Походка, одежда, манеры, то, как они смотрели на людей, как улыбка раздвигала их губы, – все обличало в них совсем другую породу. В нашем дворе похожих на них не было. Было, правда, нечто подобное им в соседнем с нами «большом» (пятиэтажном и пятиподъездном) доме. Круглый год в окне первого этажа этого дома можно было видеть грузную фигуру в профиль, сидящую в высоком кресле с прямой спинкой – позднее я узнала, что это было «вольтеровское» кресло. Фигура называлась «графиней», о которой было известно, что она «страдает астмой». И «графиня», и «астма» были слова из категории «дворяне», «курительная трубка» и «английский френч»…
Была у «графини» даже не домработница, а приживалка. Что придавало ей еще одно редкостное свойство – «аристократизм». В этом в общем-то не было ничего хорошего. «Подумаешь, аристократ – убрать за собой не может», – говаривала мама по поводу разложенных повсюду папиных бумаг.
Жгучий интерес обитателей нашего двора вызывал источник существования обеих женщин. Из соседнего дома доходили сообщения о «несметных» богатствах «графини», которые приживалка, якобы, «закладывает в ломбард». Поскольку все, что касалось «графини», выражалось совершенно непонятными словами, можно было предположить, что «ломбард» – это нечто вроде шкафа или, быть может, ящика: туда она «закладывала», а оттуда вынимала свои «средства существования». А так ли это было или иначе, толком никто ничего не знал, а видели ежедневно повторяющуюся картину.

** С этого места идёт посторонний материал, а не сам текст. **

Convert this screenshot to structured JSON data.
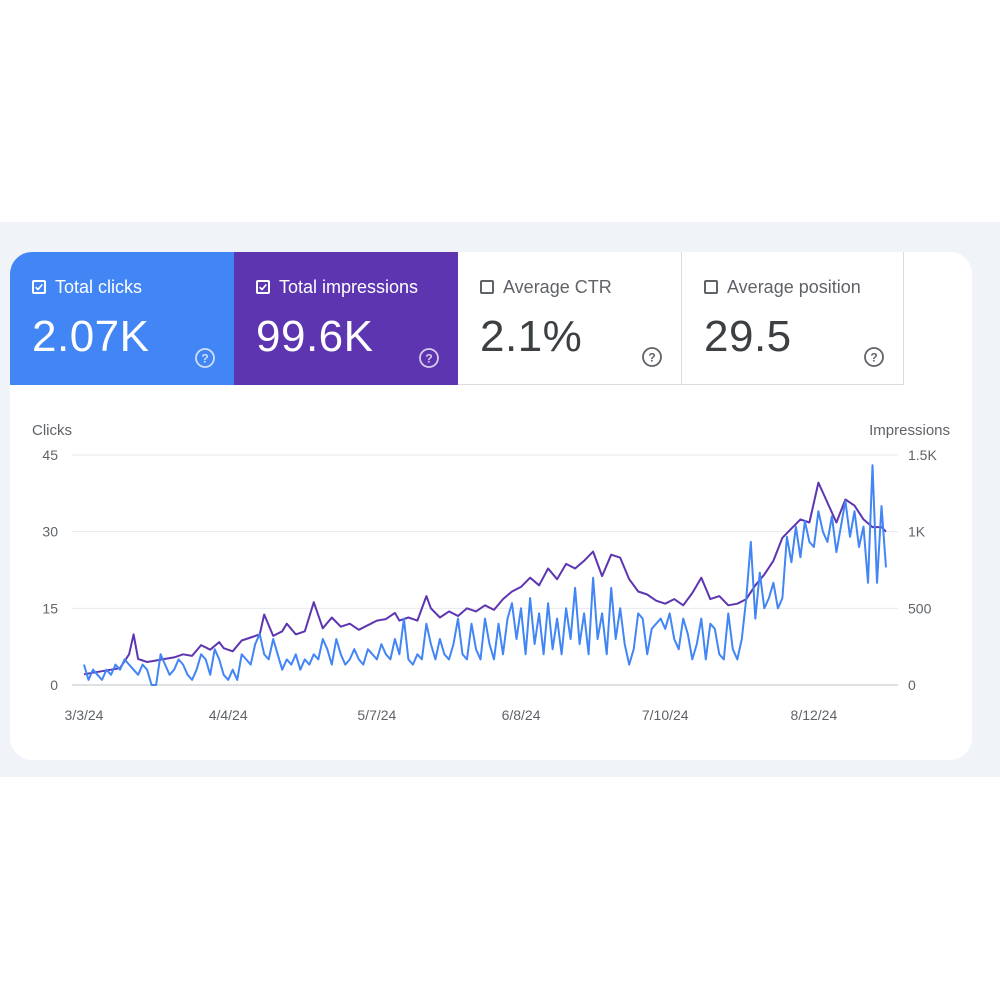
{
  "metrics": [
    {
      "key": "clicks",
      "label": "Total clicks",
      "value": "2.07K",
      "checked": true,
      "color": "#4285f4",
      "icon": "help-circle-icon"
    },
    {
      "key": "impressions",
      "label": "Total impressions",
      "value": "99.6K",
      "checked": true,
      "color": "#5e35b1",
      "icon": "help-circle-icon"
    },
    {
      "key": "ctr",
      "label": "Average CTR",
      "value": "2.1%",
      "checked": false,
      "icon": "help-circle-icon"
    },
    {
      "key": "position",
      "label": "Average position",
      "value": "29.5",
      "checked": false,
      "icon": "help-circle-icon"
    }
  ],
  "chart_data": {
    "type": "line",
    "y_left_label": "Clicks",
    "y_right_label": "Impressions",
    "y_left_ticks": [
      "45",
      "30",
      "15",
      "0"
    ],
    "y_right_ticks": [
      "1.5K",
      "1K",
      "500",
      "0"
    ],
    "ylim_left": [
      0,
      45
    ],
    "ylim_right": [
      0,
      1500
    ],
    "x_ticks": [
      {
        "label": "3/3/24",
        "date": "2024-03-03"
      },
      {
        "label": "4/4/24",
        "date": "2024-04-04"
      },
      {
        "label": "5/7/24",
        "date": "2024-05-07"
      },
      {
        "label": "6/8/24",
        "date": "2024-06-08"
      },
      {
        "label": "7/10/24",
        "date": "2024-07-10"
      },
      {
        "label": "8/12/24",
        "date": "2024-08-12"
      }
    ],
    "x_range": [
      "2024-03-03",
      "2024-08-28"
    ],
    "grid": true,
    "series": [
      {
        "name": "Clicks",
        "axis": "left",
        "color": "#4285f4",
        "points": [
          [
            "2024-03-03",
            4
          ],
          [
            "2024-03-04",
            1
          ],
          [
            "2024-03-05",
            3
          ],
          [
            "2024-03-06",
            2
          ],
          [
            "2024-03-07",
            1
          ],
          [
            "2024-03-08",
            3
          ],
          [
            "2024-03-09",
            2
          ],
          [
            "2024-03-10",
            4
          ],
          [
            "2024-03-11",
            3
          ],
          [
            "2024-03-12",
            5
          ],
          [
            "2024-03-13",
            4
          ],
          [
            "2024-03-14",
            3
          ],
          [
            "2024-03-15",
            2
          ],
          [
            "2024-03-16",
            4
          ],
          [
            "2024-03-17",
            3
          ],
          [
            "2024-03-18",
            0
          ],
          [
            "2024-03-19",
            0
          ],
          [
            "2024-03-20",
            6
          ],
          [
            "2024-03-21",
            4
          ],
          [
            "2024-03-22",
            2
          ],
          [
            "2024-03-23",
            3
          ],
          [
            "2024-03-24",
            5
          ],
          [
            "2024-03-25",
            4
          ],
          [
            "2024-03-26",
            2
          ],
          [
            "2024-03-27",
            1
          ],
          [
            "2024-03-28",
            3
          ],
          [
            "2024-03-29",
            6
          ],
          [
            "2024-03-30",
            5
          ],
          [
            "2024-03-31",
            2
          ],
          [
            "2024-04-01",
            7
          ],
          [
            "2024-04-02",
            5
          ],
          [
            "2024-04-03",
            2
          ],
          [
            "2024-04-04",
            1
          ],
          [
            "2024-04-05",
            3
          ],
          [
            "2024-04-06",
            1
          ],
          [
            "2024-04-07",
            6
          ],
          [
            "2024-04-08",
            5
          ],
          [
            "2024-04-09",
            4
          ],
          [
            "2024-04-10",
            8
          ],
          [
            "2024-04-11",
            10
          ],
          [
            "2024-04-12",
            6
          ],
          [
            "2024-04-13",
            5
          ],
          [
            "2024-04-14",
            9
          ],
          [
            "2024-04-15",
            6
          ],
          [
            "2024-04-16",
            3
          ],
          [
            "2024-04-17",
            5
          ],
          [
            "2024-04-18",
            4
          ],
          [
            "2024-04-19",
            6
          ],
          [
            "2024-04-20",
            3
          ],
          [
            "2024-04-21",
            5
          ],
          [
            "2024-04-22",
            4
          ],
          [
            "2024-04-23",
            6
          ],
          [
            "2024-04-24",
            5
          ],
          [
            "2024-04-25",
            9
          ],
          [
            "2024-04-26",
            7
          ],
          [
            "2024-04-27",
            4
          ],
          [
            "2024-04-28",
            9
          ],
          [
            "2024-04-29",
            6
          ],
          [
            "2024-04-30",
            4
          ],
          [
            "2024-05-01",
            5
          ],
          [
            "2024-05-02",
            7
          ],
          [
            "2024-05-03",
            5
          ],
          [
            "2024-05-04",
            4
          ],
          [
            "2024-05-05",
            7
          ],
          [
            "2024-05-06",
            6
          ],
          [
            "2024-05-07",
            5
          ],
          [
            "2024-05-08",
            8
          ],
          [
            "2024-05-09",
            6
          ],
          [
            "2024-05-10",
            5
          ],
          [
            "2024-05-11",
            9
          ],
          [
            "2024-05-12",
            6
          ],
          [
            "2024-05-13",
            13
          ],
          [
            "2024-05-14",
            5
          ],
          [
            "2024-05-15",
            4
          ],
          [
            "2024-05-16",
            6
          ],
          [
            "2024-05-17",
            5
          ],
          [
            "2024-05-18",
            12
          ],
          [
            "2024-05-19",
            8
          ],
          [
            "2024-05-20",
            5
          ],
          [
            "2024-05-21",
            9
          ],
          [
            "2024-05-22",
            6
          ],
          [
            "2024-05-23",
            5
          ],
          [
            "2024-05-24",
            8
          ],
          [
            "2024-05-25",
            13
          ],
          [
            "2024-05-26",
            6
          ],
          [
            "2024-05-27",
            5
          ],
          [
            "2024-05-28",
            12
          ],
          [
            "2024-05-29",
            7
          ],
          [
            "2024-05-30",
            5
          ],
          [
            "2024-05-31",
            13
          ],
          [
            "2024-06-01",
            8
          ],
          [
            "2024-06-02",
            5
          ],
          [
            "2024-06-03",
            12
          ],
          [
            "2024-06-04",
            6
          ],
          [
            "2024-06-05",
            13
          ],
          [
            "2024-06-06",
            16
          ],
          [
            "2024-06-07",
            9
          ],
          [
            "2024-06-08",
            15
          ],
          [
            "2024-06-09",
            6
          ],
          [
            "2024-06-10",
            17
          ],
          [
            "2024-06-11",
            8
          ],
          [
            "2024-06-12",
            14
          ],
          [
            "2024-06-13",
            6
          ],
          [
            "2024-06-14",
            16
          ],
          [
            "2024-06-15",
            7
          ],
          [
            "2024-06-16",
            13
          ],
          [
            "2024-06-17",
            6
          ],
          [
            "2024-06-18",
            15
          ],
          [
            "2024-06-19",
            9
          ],
          [
            "2024-06-20",
            19
          ],
          [
            "2024-06-21",
            8
          ],
          [
            "2024-06-22",
            14
          ],
          [
            "2024-06-23",
            6
          ],
          [
            "2024-06-24",
            21
          ],
          [
            "2024-06-25",
            9
          ],
          [
            "2024-06-26",
            14
          ],
          [
            "2024-06-27",
            6
          ],
          [
            "2024-06-28",
            19
          ],
          [
            "2024-06-29",
            9
          ],
          [
            "2024-06-30",
            15
          ],
          [
            "2024-07-01",
            8
          ],
          [
            "2024-07-02",
            4
          ],
          [
            "2024-07-03",
            7
          ],
          [
            "2024-07-04",
            14
          ],
          [
            "2024-07-05",
            13
          ],
          [
            "2024-07-06",
            6
          ],
          [
            "2024-07-07",
            11
          ],
          [
            "2024-07-08",
            12
          ],
          [
            "2024-07-09",
            13
          ],
          [
            "2024-07-10",
            11
          ],
          [
            "2024-07-11",
            14
          ],
          [
            "2024-07-12",
            9
          ],
          [
            "2024-07-13",
            7
          ],
          [
            "2024-07-14",
            13
          ],
          [
            "2024-07-15",
            10
          ],
          [
            "2024-07-16",
            5
          ],
          [
            "2024-07-17",
            8
          ],
          [
            "2024-07-18",
            13
          ],
          [
            "2024-07-19",
            5
          ],
          [
            "2024-07-20",
            12
          ],
          [
            "2024-07-21",
            11
          ],
          [
            "2024-07-22",
            6
          ],
          [
            "2024-07-23",
            5
          ],
          [
            "2024-07-24",
            14
          ],
          [
            "2024-07-25",
            7
          ],
          [
            "2024-07-26",
            5
          ],
          [
            "2024-07-27",
            9
          ],
          [
            "2024-07-28",
            17
          ],
          [
            "2024-07-29",
            28
          ],
          [
            "2024-07-30",
            13
          ],
          [
            "2024-07-31",
            22
          ],
          [
            "2024-08-01",
            15
          ],
          [
            "2024-08-02",
            17
          ],
          [
            "2024-08-03",
            20
          ],
          [
            "2024-08-04",
            15
          ],
          [
            "2024-08-05",
            17
          ],
          [
            "2024-08-06",
            29
          ],
          [
            "2024-08-07",
            24
          ],
          [
            "2024-08-08",
            31
          ],
          [
            "2024-08-09",
            25
          ],
          [
            "2024-08-10",
            32
          ],
          [
            "2024-08-11",
            28
          ],
          [
            "2024-08-12",
            27
          ],
          [
            "2024-08-13",
            34
          ],
          [
            "2024-08-14",
            30
          ],
          [
            "2024-08-15",
            28
          ],
          [
            "2024-08-16",
            33
          ],
          [
            "2024-08-17",
            26
          ],
          [
            "2024-08-18",
            31
          ],
          [
            "2024-08-19",
            36
          ],
          [
            "2024-08-20",
            29
          ],
          [
            "2024-08-21",
            34
          ],
          [
            "2024-08-22",
            27
          ],
          [
            "2024-08-23",
            31
          ],
          [
            "2024-08-24",
            20
          ],
          [
            "2024-08-25",
            43
          ],
          [
            "2024-08-26",
            20
          ],
          [
            "2024-08-27",
            35
          ],
          [
            "2024-08-28",
            23
          ]
        ]
      },
      {
        "name": "Impressions",
        "axis": "right",
        "color": "#5e35b1",
        "points": [
          [
            "2024-03-03",
            70
          ],
          [
            "2024-03-05",
            80
          ],
          [
            "2024-03-07",
            90
          ],
          [
            "2024-03-09",
            100
          ],
          [
            "2024-03-11",
            110
          ],
          [
            "2024-03-13",
            200
          ],
          [
            "2024-03-14",
            330
          ],
          [
            "2024-03-15",
            170
          ],
          [
            "2024-03-17",
            150
          ],
          [
            "2024-03-19",
            160
          ],
          [
            "2024-03-21",
            170
          ],
          [
            "2024-03-23",
            180
          ],
          [
            "2024-03-25",
            200
          ],
          [
            "2024-03-27",
            190
          ],
          [
            "2024-03-29",
            260
          ],
          [
            "2024-03-31",
            230
          ],
          [
            "2024-04-02",
            280
          ],
          [
            "2024-04-03",
            240
          ],
          [
            "2024-04-05",
            220
          ],
          [
            "2024-04-07",
            290
          ],
          [
            "2024-04-09",
            310
          ],
          [
            "2024-04-11",
            330
          ],
          [
            "2024-04-12",
            460
          ],
          [
            "2024-04-14",
            320
          ],
          [
            "2024-04-16",
            350
          ],
          [
            "2024-04-17",
            400
          ],
          [
            "2024-04-19",
            330
          ],
          [
            "2024-04-21",
            350
          ],
          [
            "2024-04-23",
            540
          ],
          [
            "2024-04-25",
            370
          ],
          [
            "2024-04-27",
            440
          ],
          [
            "2024-04-29",
            380
          ],
          [
            "2024-05-01",
            400
          ],
          [
            "2024-05-03",
            360
          ],
          [
            "2024-05-05",
            390
          ],
          [
            "2024-05-07",
            420
          ],
          [
            "2024-05-09",
            430
          ],
          [
            "2024-05-11",
            470
          ],
          [
            "2024-05-12",
            420
          ],
          [
            "2024-05-14",
            440
          ],
          [
            "2024-05-16",
            420
          ],
          [
            "2024-05-18",
            580
          ],
          [
            "2024-05-19",
            500
          ],
          [
            "2024-05-21",
            440
          ],
          [
            "2024-05-23",
            480
          ],
          [
            "2024-05-25",
            450
          ],
          [
            "2024-05-27",
            500
          ],
          [
            "2024-05-29",
            480
          ],
          [
            "2024-05-31",
            520
          ],
          [
            "2024-06-02",
            490
          ],
          [
            "2024-06-04",
            560
          ],
          [
            "2024-06-06",
            610
          ],
          [
            "2024-06-08",
            640
          ],
          [
            "2024-06-10",
            700
          ],
          [
            "2024-06-12",
            650
          ],
          [
            "2024-06-14",
            760
          ],
          [
            "2024-06-16",
            690
          ],
          [
            "2024-06-18",
            790
          ],
          [
            "2024-06-20",
            760
          ],
          [
            "2024-06-22",
            810
          ],
          [
            "2024-06-24",
            870
          ],
          [
            "2024-06-26",
            710
          ],
          [
            "2024-06-28",
            850
          ],
          [
            "2024-06-30",
            830
          ],
          [
            "2024-07-02",
            690
          ],
          [
            "2024-07-04",
            610
          ],
          [
            "2024-07-06",
            590
          ],
          [
            "2024-07-08",
            550
          ],
          [
            "2024-07-10",
            530
          ],
          [
            "2024-07-12",
            560
          ],
          [
            "2024-07-14",
            520
          ],
          [
            "2024-07-16",
            600
          ],
          [
            "2024-07-18",
            700
          ],
          [
            "2024-07-20",
            560
          ],
          [
            "2024-07-22",
            580
          ],
          [
            "2024-07-24",
            520
          ],
          [
            "2024-07-26",
            530
          ],
          [
            "2024-07-28",
            560
          ],
          [
            "2024-07-30",
            650
          ],
          [
            "2024-08-01",
            720
          ],
          [
            "2024-08-03",
            810
          ],
          [
            "2024-08-05",
            960
          ],
          [
            "2024-08-07",
            1020
          ],
          [
            "2024-08-09",
            1080
          ],
          [
            "2024-08-11",
            1060
          ],
          [
            "2024-08-13",
            1320
          ],
          [
            "2024-08-15",
            1190
          ],
          [
            "2024-08-17",
            1060
          ],
          [
            "2024-08-19",
            1210
          ],
          [
            "2024-08-21",
            1170
          ],
          [
            "2024-08-23",
            1080
          ],
          [
            "2024-08-25",
            1030
          ],
          [
            "2024-08-27",
            1030
          ],
          [
            "2024-08-28",
            1000
          ]
        ]
      }
    ]
  }
}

Приживалка – изможденная женщина монашеского вида – с утра до вечера носит огромные надутые – домой и сдутые – из дому «кислородные подушки». Во дворе поговаривали, что нынешняя жизнь настолько не по вкусу «графине», что она даже дышать этим воздухом не хочет. Вообще же существовало мнение, что «все аристократы имеют астму» и что, по правде сказать, это не болезнь, а признак изнеженности. Невозможность приблизиться к «графине», рассмотреть ее, почувствовать ее запахи делала ее нематериальной, превращала в абстракцию, присутствие которой у окна искусственно поддерживалось приживалкой с помощью упругих подушек с подозрительными шлангами.
Раевские же жили среди нас и были вполне доступны для восприятия всеми органами человеческих чувств, что ни на йоту не приближало их к нам. Взять хотя бы их одежду. Вот «старуха» – Наталия Семеновна – пересекает двор, держа на длинном поводке всю играющую оттенками белого и золотистого цвета степенно вышагивающую Энди, направляясь в сторону Беговой Аллеи. В жаркие летние дни на Наталии Семеновне легкие развевающиеся одежды: длинная юбка, газовый шарф. На голове маленькая шляпка с вуалью. «Сестра из Парижа прислала», – останавливаясь около мамы, сообщает она по-французски. На ногах туфли «на венском каблуке». Красивые белые руки неизменно в перчатках – гипюровых или лайковых.